Ted’s new “career” puts him in daily contact with Richie Rubiano, a sketchy character who earns cash by fishing through foreclosure records at the Queens courthouse. Rubiano has unearthed a big one, a transaction where the buyer has left over a million dollars on the table. If Ted can locate the property’s original owner, he stands to make a big fee. Ted says no. Big deals, in his experience, never work out.

Rubiano says he will pursue it on his own, which Ted thinks is a mistake, but he has no control over the man. Rubiano is quickly found murdered, and Ted is thrown into an investigation where he is a suspect. To clear his name, and perhaps more importantly to figure out how an elderly woman appears to have been defrauded out of her properties, Ted reluctantly starts to dig into what happened.

Ted rapidly gets pulled into a dangerous, murky underworld of Queens pay-for-play politics, the Russian mob, and everyday street filth and courthouse whackos who populate this story. It’s a far cry from Ted’s previous life as a fancy New York attorney… except, this case seems to bring him smack right back into that world. His ex-wife’s new wife (how 21st century!) is the attorney for the elderly victim.

Something stinks, and Ted is committed to finding out who has screwed whom. Still friends with his ex-wife, who is part of the family that controls his old firm, Ted finds himself trying to keep her happy while staying alive and solving the mystery.

The book is suspenseful, and Sears does a good job of keeping you wondering just what the heck is going on. Along the way, we meet a lot of colorful characters and get to experience the borough of Queens in all its multi-ethnic glory. Sears lays this all on a bit thickly, in my view, but I’m a New Yorker, so maybe I don’t appreciate Sears’ eye for detail.

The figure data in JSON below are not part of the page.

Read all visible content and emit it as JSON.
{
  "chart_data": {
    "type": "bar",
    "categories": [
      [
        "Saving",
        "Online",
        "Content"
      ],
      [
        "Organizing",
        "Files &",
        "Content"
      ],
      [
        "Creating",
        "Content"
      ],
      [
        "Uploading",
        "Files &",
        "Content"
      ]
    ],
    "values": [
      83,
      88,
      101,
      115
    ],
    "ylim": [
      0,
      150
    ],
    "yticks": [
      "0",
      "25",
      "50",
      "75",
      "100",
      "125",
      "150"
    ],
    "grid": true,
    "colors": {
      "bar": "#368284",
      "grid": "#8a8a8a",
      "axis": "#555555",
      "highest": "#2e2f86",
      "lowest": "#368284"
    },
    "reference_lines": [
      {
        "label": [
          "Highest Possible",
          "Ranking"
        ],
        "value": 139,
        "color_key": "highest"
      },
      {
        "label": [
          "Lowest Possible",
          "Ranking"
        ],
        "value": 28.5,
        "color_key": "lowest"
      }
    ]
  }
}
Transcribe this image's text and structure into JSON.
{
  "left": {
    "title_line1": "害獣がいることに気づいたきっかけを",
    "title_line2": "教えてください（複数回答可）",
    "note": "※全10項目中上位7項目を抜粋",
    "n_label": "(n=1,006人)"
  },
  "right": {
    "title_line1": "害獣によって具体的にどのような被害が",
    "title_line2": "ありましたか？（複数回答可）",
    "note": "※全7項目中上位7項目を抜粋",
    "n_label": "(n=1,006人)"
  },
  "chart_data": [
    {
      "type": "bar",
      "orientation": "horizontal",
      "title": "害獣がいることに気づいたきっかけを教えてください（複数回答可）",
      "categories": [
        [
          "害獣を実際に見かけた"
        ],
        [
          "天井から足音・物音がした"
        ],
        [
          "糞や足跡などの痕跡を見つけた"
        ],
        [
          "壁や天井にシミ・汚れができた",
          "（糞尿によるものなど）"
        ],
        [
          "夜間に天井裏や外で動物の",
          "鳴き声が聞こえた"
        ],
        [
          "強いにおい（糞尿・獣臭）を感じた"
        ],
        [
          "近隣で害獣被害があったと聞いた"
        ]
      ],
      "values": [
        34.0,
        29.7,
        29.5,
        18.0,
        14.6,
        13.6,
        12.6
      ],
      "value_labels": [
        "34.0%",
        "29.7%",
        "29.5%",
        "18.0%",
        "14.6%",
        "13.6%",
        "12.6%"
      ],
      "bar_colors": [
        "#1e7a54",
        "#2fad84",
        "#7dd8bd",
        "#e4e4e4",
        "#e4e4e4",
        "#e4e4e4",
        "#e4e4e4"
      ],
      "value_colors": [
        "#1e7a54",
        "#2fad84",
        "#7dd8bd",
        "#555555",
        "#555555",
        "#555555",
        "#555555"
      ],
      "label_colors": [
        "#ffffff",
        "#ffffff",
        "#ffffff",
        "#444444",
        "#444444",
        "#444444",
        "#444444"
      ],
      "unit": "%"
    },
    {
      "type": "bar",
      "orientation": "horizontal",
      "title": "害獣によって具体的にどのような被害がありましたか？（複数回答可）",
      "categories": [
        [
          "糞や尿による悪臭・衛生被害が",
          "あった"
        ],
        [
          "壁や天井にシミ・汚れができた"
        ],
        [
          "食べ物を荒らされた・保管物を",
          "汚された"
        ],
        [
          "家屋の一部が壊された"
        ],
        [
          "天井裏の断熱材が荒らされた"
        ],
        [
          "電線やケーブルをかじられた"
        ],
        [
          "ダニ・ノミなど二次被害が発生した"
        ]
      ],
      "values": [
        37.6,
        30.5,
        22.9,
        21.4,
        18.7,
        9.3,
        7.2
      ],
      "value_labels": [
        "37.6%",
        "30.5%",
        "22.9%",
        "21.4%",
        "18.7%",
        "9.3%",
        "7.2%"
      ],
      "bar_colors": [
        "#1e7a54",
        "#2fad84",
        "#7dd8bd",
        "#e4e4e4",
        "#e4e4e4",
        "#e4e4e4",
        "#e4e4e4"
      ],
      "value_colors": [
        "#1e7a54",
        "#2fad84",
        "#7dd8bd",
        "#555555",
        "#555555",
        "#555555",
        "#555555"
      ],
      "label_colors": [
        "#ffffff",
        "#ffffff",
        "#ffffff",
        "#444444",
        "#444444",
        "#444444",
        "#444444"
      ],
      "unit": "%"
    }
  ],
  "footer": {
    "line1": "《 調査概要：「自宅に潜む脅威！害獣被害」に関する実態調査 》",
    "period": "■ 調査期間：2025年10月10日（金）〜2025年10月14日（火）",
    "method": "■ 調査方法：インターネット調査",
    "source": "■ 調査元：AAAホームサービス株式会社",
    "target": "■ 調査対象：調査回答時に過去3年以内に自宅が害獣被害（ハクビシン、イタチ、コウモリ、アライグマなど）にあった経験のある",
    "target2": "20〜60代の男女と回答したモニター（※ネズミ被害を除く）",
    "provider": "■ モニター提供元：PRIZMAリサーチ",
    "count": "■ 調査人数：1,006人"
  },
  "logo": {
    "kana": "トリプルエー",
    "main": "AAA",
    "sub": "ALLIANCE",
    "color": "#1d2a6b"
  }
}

Sears, a former Wall Street executive, also seems to know the world of real estate and the dirty business of foreclosures and deceptive practices they involve. That’s fun. You get the feeling that you’re really in the courthouse records room, and so forth.

I did find the relationship with the ex-wife a bit hard to believe, but it’s part of Ted’s character. Sears wants us to relate to him as a human being, and the friendship with the ex is part of that. The story drags in a few places, but otherwise it’s a good read.